Bagi Indonesia, yang masih bergantung pada impor minyak mentah, fluktuasi harga global ini berpotensi memengaruhi biaya energi dan kebijakan subsidi pemerintah. Jika harga minyak melonjak tajam akibat gangguan pasokan, maka beban subsidi dan tekanan inflasi dapat meningkat.

Sebaliknya, jika pasokan global tetap longgar dan harga kembali turun, pemerintah memiliki ruang lebih besar untuk menekan pengeluaran subsidi dan menjaga stabilitas harga BBM domestik.

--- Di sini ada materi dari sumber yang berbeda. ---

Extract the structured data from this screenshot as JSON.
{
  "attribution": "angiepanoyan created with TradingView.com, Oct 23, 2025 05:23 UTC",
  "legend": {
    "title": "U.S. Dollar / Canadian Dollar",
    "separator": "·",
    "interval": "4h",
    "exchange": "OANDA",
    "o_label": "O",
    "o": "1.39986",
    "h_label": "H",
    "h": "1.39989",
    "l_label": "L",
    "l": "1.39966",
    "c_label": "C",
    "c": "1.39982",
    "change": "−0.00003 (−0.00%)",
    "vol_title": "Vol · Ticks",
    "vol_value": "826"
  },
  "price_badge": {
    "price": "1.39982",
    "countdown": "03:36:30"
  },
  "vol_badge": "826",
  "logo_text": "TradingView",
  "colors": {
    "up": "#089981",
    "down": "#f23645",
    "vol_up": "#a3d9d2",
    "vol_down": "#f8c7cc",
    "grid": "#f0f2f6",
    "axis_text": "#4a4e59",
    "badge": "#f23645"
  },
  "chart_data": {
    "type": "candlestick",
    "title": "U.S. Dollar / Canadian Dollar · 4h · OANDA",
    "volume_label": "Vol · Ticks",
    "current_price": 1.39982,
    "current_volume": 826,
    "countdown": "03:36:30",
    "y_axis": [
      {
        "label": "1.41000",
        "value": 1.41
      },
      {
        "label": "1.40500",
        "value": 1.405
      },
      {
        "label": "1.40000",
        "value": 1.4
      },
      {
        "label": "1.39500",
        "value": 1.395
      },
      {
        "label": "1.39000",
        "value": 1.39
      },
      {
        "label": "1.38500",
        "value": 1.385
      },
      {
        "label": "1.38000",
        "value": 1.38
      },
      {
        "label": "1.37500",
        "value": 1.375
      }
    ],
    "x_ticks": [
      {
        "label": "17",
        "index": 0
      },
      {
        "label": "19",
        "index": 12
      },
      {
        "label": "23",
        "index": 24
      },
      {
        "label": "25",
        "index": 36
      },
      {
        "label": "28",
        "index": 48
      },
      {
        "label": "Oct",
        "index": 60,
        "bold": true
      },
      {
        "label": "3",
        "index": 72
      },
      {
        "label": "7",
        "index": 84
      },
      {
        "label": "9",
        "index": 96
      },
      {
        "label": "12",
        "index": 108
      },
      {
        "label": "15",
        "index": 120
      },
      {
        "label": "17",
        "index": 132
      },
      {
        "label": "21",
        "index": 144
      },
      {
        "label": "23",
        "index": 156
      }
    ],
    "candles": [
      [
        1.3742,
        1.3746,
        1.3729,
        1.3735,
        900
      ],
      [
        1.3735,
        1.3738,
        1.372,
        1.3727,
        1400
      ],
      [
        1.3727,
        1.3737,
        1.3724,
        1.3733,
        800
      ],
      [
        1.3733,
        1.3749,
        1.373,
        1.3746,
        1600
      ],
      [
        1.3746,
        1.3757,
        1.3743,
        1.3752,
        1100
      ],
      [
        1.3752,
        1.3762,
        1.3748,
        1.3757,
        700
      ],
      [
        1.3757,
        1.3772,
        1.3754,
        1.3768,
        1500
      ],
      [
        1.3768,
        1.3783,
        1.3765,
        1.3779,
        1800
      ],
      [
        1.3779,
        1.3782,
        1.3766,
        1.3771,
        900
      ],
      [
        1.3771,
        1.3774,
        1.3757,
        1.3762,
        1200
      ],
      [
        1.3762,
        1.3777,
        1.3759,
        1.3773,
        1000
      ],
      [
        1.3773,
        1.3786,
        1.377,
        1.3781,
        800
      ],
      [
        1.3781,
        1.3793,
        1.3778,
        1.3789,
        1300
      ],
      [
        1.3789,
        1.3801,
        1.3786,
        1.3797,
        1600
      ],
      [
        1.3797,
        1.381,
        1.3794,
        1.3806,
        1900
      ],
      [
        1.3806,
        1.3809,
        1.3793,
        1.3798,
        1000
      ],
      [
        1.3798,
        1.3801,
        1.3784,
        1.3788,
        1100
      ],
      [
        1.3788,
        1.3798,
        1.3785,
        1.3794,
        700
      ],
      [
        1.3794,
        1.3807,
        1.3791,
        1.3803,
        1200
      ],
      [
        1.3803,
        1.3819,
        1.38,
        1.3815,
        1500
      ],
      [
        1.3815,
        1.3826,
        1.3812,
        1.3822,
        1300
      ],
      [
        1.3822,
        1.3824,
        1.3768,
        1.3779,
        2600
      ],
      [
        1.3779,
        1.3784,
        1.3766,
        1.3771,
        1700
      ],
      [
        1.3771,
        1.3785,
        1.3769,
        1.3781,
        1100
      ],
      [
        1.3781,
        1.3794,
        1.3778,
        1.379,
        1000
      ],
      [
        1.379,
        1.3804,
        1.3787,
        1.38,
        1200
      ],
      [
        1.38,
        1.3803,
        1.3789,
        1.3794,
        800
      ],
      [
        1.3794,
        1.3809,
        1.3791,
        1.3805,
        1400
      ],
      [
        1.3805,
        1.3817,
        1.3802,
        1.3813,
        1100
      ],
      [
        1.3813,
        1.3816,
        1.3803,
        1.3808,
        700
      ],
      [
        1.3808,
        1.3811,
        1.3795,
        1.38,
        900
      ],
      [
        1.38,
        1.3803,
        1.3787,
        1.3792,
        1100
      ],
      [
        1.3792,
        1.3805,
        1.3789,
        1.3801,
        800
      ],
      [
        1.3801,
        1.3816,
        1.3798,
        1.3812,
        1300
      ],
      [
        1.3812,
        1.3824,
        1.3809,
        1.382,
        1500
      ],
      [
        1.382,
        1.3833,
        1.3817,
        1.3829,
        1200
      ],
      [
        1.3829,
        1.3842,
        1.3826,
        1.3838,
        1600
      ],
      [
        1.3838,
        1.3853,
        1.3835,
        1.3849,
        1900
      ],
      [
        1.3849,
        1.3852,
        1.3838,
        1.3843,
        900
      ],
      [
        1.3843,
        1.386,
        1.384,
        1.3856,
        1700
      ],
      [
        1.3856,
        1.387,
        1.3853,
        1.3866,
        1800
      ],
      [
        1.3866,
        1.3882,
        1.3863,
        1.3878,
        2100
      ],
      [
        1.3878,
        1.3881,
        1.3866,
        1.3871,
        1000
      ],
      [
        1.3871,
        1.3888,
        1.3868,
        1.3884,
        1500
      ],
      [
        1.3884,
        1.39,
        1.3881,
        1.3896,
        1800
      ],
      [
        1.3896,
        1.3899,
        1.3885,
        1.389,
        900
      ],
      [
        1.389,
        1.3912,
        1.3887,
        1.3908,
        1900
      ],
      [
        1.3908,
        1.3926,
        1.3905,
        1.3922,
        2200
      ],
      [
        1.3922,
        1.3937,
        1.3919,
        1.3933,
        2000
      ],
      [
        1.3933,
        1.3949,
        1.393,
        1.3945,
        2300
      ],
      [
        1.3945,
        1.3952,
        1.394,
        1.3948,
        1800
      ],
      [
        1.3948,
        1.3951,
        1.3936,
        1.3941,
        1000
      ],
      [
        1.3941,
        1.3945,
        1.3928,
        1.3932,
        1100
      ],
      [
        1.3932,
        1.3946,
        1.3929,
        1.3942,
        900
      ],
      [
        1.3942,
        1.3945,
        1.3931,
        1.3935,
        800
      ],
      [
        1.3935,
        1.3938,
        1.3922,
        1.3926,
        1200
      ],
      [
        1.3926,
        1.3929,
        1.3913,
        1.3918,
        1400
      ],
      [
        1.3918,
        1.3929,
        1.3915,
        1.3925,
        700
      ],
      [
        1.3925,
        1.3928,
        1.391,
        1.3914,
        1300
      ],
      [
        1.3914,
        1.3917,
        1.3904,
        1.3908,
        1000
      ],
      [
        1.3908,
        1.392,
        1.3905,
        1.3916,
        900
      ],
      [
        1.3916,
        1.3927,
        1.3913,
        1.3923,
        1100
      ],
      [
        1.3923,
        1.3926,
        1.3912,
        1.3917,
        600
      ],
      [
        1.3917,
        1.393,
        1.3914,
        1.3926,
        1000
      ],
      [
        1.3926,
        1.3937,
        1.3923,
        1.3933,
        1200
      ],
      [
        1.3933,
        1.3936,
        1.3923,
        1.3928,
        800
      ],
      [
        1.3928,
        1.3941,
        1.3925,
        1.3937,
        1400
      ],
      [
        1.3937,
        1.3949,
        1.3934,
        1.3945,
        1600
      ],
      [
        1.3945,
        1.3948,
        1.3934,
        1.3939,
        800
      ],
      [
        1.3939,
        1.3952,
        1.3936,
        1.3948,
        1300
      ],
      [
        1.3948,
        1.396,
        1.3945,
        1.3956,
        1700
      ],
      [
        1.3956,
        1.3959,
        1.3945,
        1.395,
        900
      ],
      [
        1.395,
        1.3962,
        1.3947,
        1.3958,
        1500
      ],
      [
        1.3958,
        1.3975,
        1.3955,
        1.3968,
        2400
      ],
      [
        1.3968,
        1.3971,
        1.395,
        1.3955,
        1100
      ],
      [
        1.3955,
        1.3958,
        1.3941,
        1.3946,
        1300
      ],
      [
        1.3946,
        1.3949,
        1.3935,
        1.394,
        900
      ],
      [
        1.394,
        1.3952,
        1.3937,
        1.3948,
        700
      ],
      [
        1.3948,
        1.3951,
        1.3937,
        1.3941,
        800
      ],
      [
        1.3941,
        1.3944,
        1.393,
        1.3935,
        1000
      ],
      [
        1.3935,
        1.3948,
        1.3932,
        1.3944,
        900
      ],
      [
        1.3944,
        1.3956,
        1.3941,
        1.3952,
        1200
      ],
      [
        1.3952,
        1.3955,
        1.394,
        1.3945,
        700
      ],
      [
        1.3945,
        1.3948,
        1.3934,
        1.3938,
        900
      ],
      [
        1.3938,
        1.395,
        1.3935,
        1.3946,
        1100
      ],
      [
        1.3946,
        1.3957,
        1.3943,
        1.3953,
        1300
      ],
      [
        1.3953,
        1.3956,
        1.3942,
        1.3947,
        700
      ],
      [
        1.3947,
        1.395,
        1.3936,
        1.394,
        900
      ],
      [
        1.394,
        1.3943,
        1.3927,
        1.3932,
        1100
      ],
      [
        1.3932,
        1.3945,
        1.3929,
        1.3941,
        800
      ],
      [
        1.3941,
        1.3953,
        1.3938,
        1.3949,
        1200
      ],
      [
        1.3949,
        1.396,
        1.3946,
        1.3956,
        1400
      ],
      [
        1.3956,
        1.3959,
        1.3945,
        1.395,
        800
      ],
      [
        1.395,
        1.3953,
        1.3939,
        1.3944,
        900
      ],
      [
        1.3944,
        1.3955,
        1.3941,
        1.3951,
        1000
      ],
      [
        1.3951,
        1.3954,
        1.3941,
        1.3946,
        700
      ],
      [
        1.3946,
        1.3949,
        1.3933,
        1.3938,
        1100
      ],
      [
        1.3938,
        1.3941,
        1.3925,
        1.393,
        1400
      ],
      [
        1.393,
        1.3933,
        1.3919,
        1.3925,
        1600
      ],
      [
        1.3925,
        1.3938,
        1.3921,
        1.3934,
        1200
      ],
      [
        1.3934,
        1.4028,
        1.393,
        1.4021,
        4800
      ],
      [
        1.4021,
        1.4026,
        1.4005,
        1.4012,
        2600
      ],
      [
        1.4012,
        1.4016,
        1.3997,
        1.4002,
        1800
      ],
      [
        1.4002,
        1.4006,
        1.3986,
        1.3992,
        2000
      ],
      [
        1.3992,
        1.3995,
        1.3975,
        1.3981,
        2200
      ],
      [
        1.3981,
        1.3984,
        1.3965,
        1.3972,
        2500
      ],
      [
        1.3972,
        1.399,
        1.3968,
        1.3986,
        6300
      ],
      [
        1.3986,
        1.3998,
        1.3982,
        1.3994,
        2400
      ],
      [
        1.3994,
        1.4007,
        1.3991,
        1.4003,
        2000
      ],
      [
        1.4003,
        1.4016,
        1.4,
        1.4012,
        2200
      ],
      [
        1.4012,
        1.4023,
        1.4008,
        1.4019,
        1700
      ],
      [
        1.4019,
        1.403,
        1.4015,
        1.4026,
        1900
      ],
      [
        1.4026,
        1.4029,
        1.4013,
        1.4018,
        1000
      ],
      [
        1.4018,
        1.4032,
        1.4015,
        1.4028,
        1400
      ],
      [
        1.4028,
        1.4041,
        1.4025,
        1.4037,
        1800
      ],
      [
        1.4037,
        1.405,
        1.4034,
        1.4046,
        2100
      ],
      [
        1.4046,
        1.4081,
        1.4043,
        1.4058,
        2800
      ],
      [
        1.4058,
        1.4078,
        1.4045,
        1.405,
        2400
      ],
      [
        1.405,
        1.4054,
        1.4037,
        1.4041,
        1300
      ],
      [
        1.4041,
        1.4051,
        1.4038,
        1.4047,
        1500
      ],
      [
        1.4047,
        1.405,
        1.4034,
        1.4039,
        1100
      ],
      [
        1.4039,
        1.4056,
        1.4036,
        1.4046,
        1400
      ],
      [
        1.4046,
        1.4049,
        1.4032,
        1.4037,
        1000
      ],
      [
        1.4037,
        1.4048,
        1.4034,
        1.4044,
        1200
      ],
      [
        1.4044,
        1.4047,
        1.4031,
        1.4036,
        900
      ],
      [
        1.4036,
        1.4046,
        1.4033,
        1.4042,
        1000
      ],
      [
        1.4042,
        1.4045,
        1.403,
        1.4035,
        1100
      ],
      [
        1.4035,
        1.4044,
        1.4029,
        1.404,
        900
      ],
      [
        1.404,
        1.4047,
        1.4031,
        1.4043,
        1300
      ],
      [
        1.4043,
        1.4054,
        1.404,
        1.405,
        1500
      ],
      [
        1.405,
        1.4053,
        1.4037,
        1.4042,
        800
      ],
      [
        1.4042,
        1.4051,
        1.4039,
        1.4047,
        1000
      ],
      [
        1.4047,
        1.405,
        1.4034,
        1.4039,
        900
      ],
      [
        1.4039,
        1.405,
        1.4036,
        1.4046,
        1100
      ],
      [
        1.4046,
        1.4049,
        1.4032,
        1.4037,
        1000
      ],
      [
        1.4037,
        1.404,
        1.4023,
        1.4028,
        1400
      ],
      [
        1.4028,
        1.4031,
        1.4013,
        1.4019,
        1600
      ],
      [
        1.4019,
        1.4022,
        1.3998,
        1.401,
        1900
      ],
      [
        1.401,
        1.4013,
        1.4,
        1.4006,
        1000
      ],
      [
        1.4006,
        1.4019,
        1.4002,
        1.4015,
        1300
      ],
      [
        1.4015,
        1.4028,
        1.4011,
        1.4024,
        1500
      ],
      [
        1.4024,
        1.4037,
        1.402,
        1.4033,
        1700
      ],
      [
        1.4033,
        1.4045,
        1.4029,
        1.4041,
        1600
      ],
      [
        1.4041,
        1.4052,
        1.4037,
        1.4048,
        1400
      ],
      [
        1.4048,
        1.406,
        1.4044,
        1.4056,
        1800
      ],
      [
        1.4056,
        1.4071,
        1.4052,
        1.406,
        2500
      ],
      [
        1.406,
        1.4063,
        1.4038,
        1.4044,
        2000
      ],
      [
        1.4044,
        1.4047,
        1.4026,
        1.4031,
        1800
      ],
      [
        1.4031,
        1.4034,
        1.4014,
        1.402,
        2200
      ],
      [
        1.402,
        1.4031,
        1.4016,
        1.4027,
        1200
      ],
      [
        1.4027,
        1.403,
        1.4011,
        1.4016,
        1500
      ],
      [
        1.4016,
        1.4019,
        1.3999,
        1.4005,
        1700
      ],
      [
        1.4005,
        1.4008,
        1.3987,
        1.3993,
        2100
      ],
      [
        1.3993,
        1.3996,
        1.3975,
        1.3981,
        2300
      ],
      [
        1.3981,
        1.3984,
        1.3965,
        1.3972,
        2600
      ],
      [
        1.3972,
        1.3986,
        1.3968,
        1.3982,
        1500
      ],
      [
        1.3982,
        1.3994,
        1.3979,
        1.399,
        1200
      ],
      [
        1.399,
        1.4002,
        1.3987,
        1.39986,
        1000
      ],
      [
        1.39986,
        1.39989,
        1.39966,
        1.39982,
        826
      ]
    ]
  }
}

Bagi investor dan pelaku pasar energi, kondisi saat ini menuntut kewaspadaan tinggi terhadap dua hal: data permintaan dari China dan kebijakan produksi dari OPEC+. Kombinasi keduanya akan menentukan arah harga minyak dalam beberapa bulan ke depan.

Kesimpulan

Kenaikan harga minyak baru-baru ini menunjukkan betapa sensitifnya pasar terhadap isu geopolitik. Walaupun ancaman serangan AS terhadap Venezuela belum terbukti, kekhawatiran akan gangguan pasokan membuat harga bergerak naik. Namun, fundamental ekonomi global yang masih rapuh dan kebijakan produksi OPEC+ dapat menahan lonjakan lebih lanjut.

Dalam jangka pendek, pasar akan terus bereaksi terhadap berita geopolitik, tetapi dalam jangka menengah hingga panjang, keseimbangan antara pasokan dan permintaan tetap menjadi faktor penentu utama arah harga minyak dunia.